Gracieuseté En plus de favoriser la pratique de l'agriculture urbaine, la place éphémère Virage du campus MIL organise diverses activités culturelles et éducatives ainsi que des conférences.

Les jardins collectifs éphémères de la place Virage du campus MIL, où s’érige le Complexe des sciences de l’Université de Montréal, s’enracinent à l’angle des avenues Atlantic et Durocher. Tandis que l’engouement de la population se fait de plus en plus ressentir, la quatrième année apporte son lot de nouveautés.

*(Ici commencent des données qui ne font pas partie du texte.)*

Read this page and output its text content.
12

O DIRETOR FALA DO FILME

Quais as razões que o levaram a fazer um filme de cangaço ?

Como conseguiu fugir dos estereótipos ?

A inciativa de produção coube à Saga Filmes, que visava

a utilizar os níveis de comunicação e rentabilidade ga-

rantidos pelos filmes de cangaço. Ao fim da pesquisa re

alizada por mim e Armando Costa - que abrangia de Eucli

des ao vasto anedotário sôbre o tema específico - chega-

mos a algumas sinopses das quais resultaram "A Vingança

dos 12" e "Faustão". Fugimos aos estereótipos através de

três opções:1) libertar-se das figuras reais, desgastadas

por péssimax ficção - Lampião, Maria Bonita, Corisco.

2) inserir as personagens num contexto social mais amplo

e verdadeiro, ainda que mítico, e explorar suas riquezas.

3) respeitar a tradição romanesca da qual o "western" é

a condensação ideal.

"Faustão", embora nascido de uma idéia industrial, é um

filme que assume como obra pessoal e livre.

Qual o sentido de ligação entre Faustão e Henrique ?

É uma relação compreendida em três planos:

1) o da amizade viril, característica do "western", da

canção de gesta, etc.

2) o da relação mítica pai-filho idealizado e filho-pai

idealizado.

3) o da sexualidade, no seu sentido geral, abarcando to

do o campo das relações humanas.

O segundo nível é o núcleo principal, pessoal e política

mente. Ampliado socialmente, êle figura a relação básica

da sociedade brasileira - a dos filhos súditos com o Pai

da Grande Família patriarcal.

Le site accueille un dixième organisme en agriculture urbaine, Insecto. La fermette récemment construite permet de produire et d’élever des grillons destinés à l’alimentation. L’instigateur, Benoit Daoust, compte aussi un élevage au Bâtiment 7 dans le Sud-Ouest qui avait été installé au Village du Pied-du-Courant, l’été dernier.

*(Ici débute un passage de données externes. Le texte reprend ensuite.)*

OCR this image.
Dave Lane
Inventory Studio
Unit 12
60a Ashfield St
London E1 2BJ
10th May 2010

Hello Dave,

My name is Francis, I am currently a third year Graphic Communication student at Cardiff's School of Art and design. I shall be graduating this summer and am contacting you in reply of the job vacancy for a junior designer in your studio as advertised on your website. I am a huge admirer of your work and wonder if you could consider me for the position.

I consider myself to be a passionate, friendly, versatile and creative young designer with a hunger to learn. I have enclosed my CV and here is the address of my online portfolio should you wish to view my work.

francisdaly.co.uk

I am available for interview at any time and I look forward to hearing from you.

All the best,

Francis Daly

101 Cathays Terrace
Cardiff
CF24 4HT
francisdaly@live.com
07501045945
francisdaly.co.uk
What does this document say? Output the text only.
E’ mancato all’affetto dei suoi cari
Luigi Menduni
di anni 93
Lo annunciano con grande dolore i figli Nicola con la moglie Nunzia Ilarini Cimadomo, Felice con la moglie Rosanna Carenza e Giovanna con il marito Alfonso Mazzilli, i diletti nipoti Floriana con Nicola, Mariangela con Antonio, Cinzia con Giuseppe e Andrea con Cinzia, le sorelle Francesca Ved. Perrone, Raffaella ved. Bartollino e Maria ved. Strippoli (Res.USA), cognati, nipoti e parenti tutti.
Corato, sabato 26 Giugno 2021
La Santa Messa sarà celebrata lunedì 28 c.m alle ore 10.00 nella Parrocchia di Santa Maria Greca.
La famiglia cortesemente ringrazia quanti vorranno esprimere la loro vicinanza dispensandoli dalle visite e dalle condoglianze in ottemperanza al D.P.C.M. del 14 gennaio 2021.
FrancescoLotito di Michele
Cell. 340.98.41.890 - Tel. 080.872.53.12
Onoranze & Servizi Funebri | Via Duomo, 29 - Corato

«En ce moment, il est en recherche et développement. Il trouve que c’est une belle alternative durable au développement du système agroalimentaire local. Ça ne prend pas beaucoup de ressources pour produire des insectes et c’est une grande forme de protéines», explique la coordonnatrice des activités d’agriculture urbaine au Virage – campus MIL, Sara Maranda-Gauvin.

Une variété de partenaires de différents types de productions se sont approprié cet ancien espace industriel, dont Miel Montréal, la Société de verdissement de Montréal, la Coopérative Bioma et les jardins collectifs de Parc-Extension.

Intergénérationnel

Autrefois inondé, le terrain a subi quelques aménagements afin de favoriser son verdissement. Lancés par une poignée d’organismes, les jardins ont été bonifiés et sa superficie a augmenté au fil des ans. L’engouement pour l’agriculture urbaine ne surprend pas Mme Gauvin.

«Pour moi, c’est un mouvement assez accessible qui donne de l’espoir. Il y a beaucoup de gens qui veulent contribuer à un monde meilleur et qui veulent avoir plus de pouvoir sur leur environnement et leur alimentation. Ils souhaitent aussi créer de nouveaux modes d’échanges. Et l’agriculture urbaine permet ça», fait-elle valoir.

Mme Gauvin observe également que le site est intergénérationnel. Les visiteurs et les participants sont de tous les âges. Cet été encore, après quatre ans d’existence, certains découvrent l’existence des jardins collectifs du campus MIL.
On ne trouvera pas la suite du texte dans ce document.